Videonun mp4 versiyonunu indirmek için tıklayınız...
Takip eden içerik özel bir lisans altında sağlanmaktadır.Sizin desteğiniz MIT’nin yüksek kalitede eğitim malzemesi sağlamaya devam etmesini sağlayacaktır. Bir bağışta bulunmak veya MIT’nin yüzlerce açık kurs materyalini görmek için http://ocw.mit.edu sitesini ziyaret ediniz
24.DERS
0.22 Dr.
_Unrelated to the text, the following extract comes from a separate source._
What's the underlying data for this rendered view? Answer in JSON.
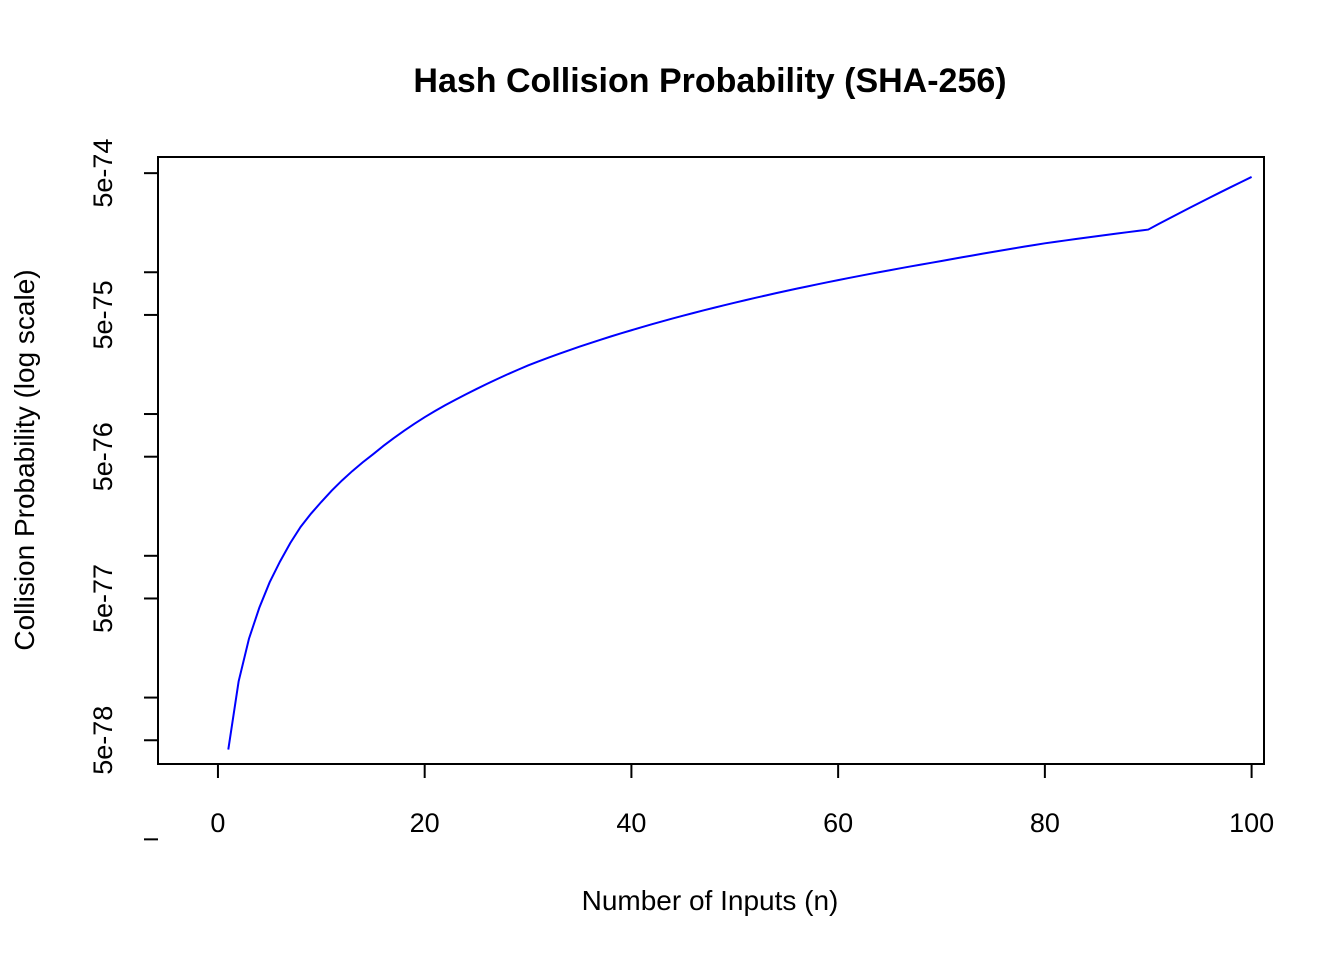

Bewanti ile birlikte birkaç haftadır incelediğimiz ikili karışımların özellikleri üzerinde durmuş ve özellikle bazı koligatif özelliklere değinmiştiniz ..bunlar buhar basıncının düşmesi, kaynama noktasının yükselmesi ve donma noktasının alçalması vs idi..bunlar sıvı karışımlardan ve bu karışımlarda kimyasal potansiyelin değişmesinden kaynaklanıyordu ..bugün dördüncü koligatif özellik olan osmotik basıncı göreceğiz.. bunu daha önce görmüştük şimdi bunu daha niceliksel olarak inceleyeceğiz , bunun etkilerine bakacağız ve daha sonra çok farklı bir konuya geçeceğiz..İSTATİSTİK MEKANİK….
1.10 şimdi koligatif özelliklere devam edelim…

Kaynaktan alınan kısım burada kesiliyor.